Deci-AI / super-gradients

Easily train or fine-tune SOTA computer vision models with one open source training library. The home of Yolo-NAS.
https://www.supergradients.com
Apache License 2.0
4.53k stars 494 forks source link

Add more labels to a custom trained model #1746

Open rvryan67 opened 8 months ago

rvryan67 commented 8 months ago

💡 Your Question

I have a custom trained model model . It was trained using 13,000 images and labels and took 12 hours to train.

I want to add more training data (images and labels)

Is there a way to incrementally add a small amount of additional training data and re-run training without it taking 12 hours to complete?

Versions

No response

BloodAxe commented 8 months ago

You can always load a weights of the trained model from previous step and continue training it from that state.

model = models.get(...., checkpoint_path=<ABSOLUTE_PATH_TO_CHECKPOINT_FROM_PREVIOUS_TRAINING>)

Or via cmd-line if you are using YAML recipes: python -m super_gradients.train_from_recipe --config-name=YOUR_RECIPES checkpoint_params.checkpoint_path=<ABSOLUTE_PATH_TO_CHECKPOINT_FROM_PREVIOUS_TRAINING>

rvryan67 commented 8 months ago

Hi @BloodAxe

Thanks for the suggestion.
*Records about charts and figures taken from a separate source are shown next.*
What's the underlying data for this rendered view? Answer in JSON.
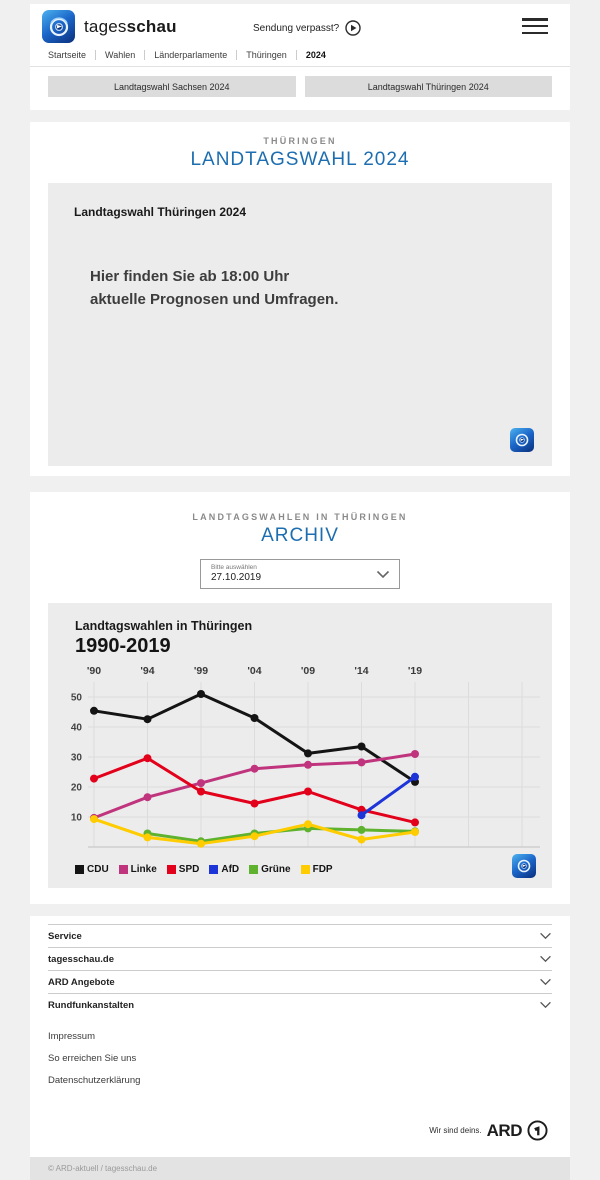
{
  "colors": {
    "brand_blue": "#1d6eb0",
    "page_bg": "#f0f0f0",
    "box_gray": "#ececec"
  },
  "icons": {
    "logo": "tagesschau-globe-icon",
    "play": "play-circle-icon",
    "menu": "hamburger-icon",
    "chevron": "chevron-down-icon",
    "ard": "ard-circle-one-icon"
  },
  "header": {
    "brand_light": "tages",
    "brand_bold": "schau",
    "missed_show": "Sendung verpasst?",
    "nav": [
      "Startseite",
      "Wahlen",
      "Länderparlamente",
      "Thüringen",
      "2024"
    ]
  },
  "quick_links": [
    "Landtagswahl Sachsen 2024",
    "Landtagswahl Thüringen 2024"
  ],
  "election_card": {
    "kicker": "THÜRINGEN",
    "title": "LANDTAGSWAHL 2024",
    "box_title": "Landtagswahl Thüringen 2024",
    "message_line1": "Hier finden Sie ab 18:00 Uhr",
    "message_line2": "aktuelle Prognosen und Umfragen."
  },
  "archive_card": {
    "kicker": "LANDTAGSWAHLEN IN THÜRINGEN",
    "title": "ARCHIV",
    "select": {
      "label": "Bitte auswählen",
      "value": "27.10.2019"
    }
  },
  "chart_data": {
    "type": "line",
    "title": "Landtagswahlen in Thüringen",
    "subtitle": "1990-2019",
    "categories": [
      "'90",
      "'94",
      "'99",
      "'04",
      "'09",
      "'14",
      "'19"
    ],
    "series": [
      {
        "name": "CDU",
        "color": "#141414",
        "values": [
          45.4,
          42.6,
          51.0,
          43.0,
          31.2,
          33.5,
          21.7
        ]
      },
      {
        "name": "Linke",
        "color": "#c0347e",
        "values": [
          9.7,
          16.6,
          21.3,
          26.1,
          27.4,
          28.2,
          31.0
        ]
      },
      {
        "name": "SPD",
        "color": "#e2001a",
        "values": [
          22.8,
          29.6,
          18.5,
          14.5,
          18.5,
          12.4,
          8.2
        ]
      },
      {
        "name": "AfD",
        "color": "#1c34d8",
        "values": [
          null,
          null,
          null,
          null,
          null,
          10.6,
          23.4
        ]
      },
      {
        "name": "Grüne",
        "color": "#5eb22e",
        "values": [
          null,
          4.5,
          1.9,
          4.5,
          6.2,
          5.7,
          5.2
        ]
      },
      {
        "name": "FDP",
        "color": "#ffcc00",
        "values": [
          9.3,
          3.2,
          1.1,
          3.6,
          7.6,
          2.5,
          5.0
        ]
      }
    ],
    "ylabel": "",
    "xlabel": "",
    "ylim": [
      0,
      55
    ],
    "yticks": [
      10,
      20,
      30,
      40,
      50
    ],
    "grid": true,
    "legend_position": "bottom"
  },
  "footer": {
    "accordion": [
      "Service",
      "tagesschau.de",
      "ARD Angebote",
      "Rundfunkanstalten"
    ],
    "links": [
      "Impressum",
      "So erreichen Sie uns",
      "Datenschutzerklärung"
    ],
    "ard_claim": "Wir sind deins.",
    "ard_brand": "ARD",
    "copyright": "© ARD-aktuell / tagesschau.de"
  }
}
Is this what you mean?

model = models.get("yolo_nas_l", num_classes=2, checkpoint_path=r"custommodel/ckpt_best.pth").cuda()

trainer.train(model=model, training_params=train_params, train_loader=train_data, valid_loader=val_data)

BloodAxe commented 8 months ago

Exactly

rvryan67 commented 8 months ago

The re-trained custom model is not giving me the results I expect

The original custom model predicts correctly, i.e it identifies an object with 0.9 confidence.

However, when I run the same prediction on the re-trained custom model I don't get any prediction.

I wonder am I missing something from my training_params

` train_params = {

ENABLING SILENT MODE

'silent_mode': False,
"average_best_models":True,
"warmup_mode": "linear_epoch_step",
"warmup_initial_lr": 1e-6,
"lr_warmup_epochs": 3,
"initial_lr": 5e-4,
"lr_mode": "cosine",
"cosine_final_lr_ratio": 0.1,
"optimizer": "Adam",
"optimizer_params": {"weight_decay": 0.0001},
"zero_weight_decay_on_bias_and_bn": True,
"ema": True,
"ema_params": {"decay": 0.9, "decay_type": "threshold"},

"max_epochs": EPOCHS,
"mixed_precision": True,
"loss": PPYoloELoss(
    use_static_assigner=False,
    # NOTE: num_classes needs to be defined here
    num_classes=len(dataset_params['classes']),
    reg_max=16
),
"valid_metrics_list": [
    DetectionMetrics_050(
        score_thres=0.1,
        top_k_predictions=300,
        # NOTE: num_classes needs to be defined here
        num_cls=len(dataset_params['classes']),
        normalize_targets=True,
        post_prediction_callback=PPYoloEPostPredictionCallback(
            score_threshold=0.01,
            nms_top_k=1000,
            max_predictions=300,
            nms_threshold=0.7
        )
    )
],
"metric_to_watch": 'mAP@0.50'

}

`

BloodAxe commented 8 months ago

The provided snippet is not enough to help. Please show the rest of code including a data loader's preparation (before and after you add more data) and tensorboard plots for regular training and with additional data

rvryan67 commented 8 months ago

I'm using an AWS Sagemaker Training job to train the model.

Here is the code I use to create the Training Job

from sagemaker.estimator import Estimator from sagemaker.pytorch import PyTorch from sagemaker.session import TrainingInput

train_input = TrainingInput(dataset_s3_uri)

estimator = PyTorch( entry_point="train.py", role=role, source_dir="./yolo-nas-model-scripts", instance_count=1, instance_type='ml.g4dn.12xlarge', framework_version="1.13.1", py_version="py39", sagemaker_session=sagemaker_session, input_mode='File', # FastFile causes a issue with writing label cache output_path=dataset_s3_uri+'/output', )

estimator.fit(train_input, job_name=job_name)

train.py attached, renamed to train.txt train.txt

rvryan67 commented 8 months ago

@BloodAxe

Is there a way to incrementally add a small amount of additional training data and re-run training without it taking 12 hours to complete?

My original question quoted above ^^

I have seen in the following discussion: https://github.com/ultralytics/ultralytics/issues/4554#issuecomment-1695218721

Currently, YOLOv8 does not have a feature for incremental learning

Is the same true of YOLO-NAS?

BloodAxe commented 8 months ago

So what you are looking for is continual learning. A technique which allow to train a model on a few data samples without forgetting the existing knowledge.

Unfortunately at the moment we don't supoort this.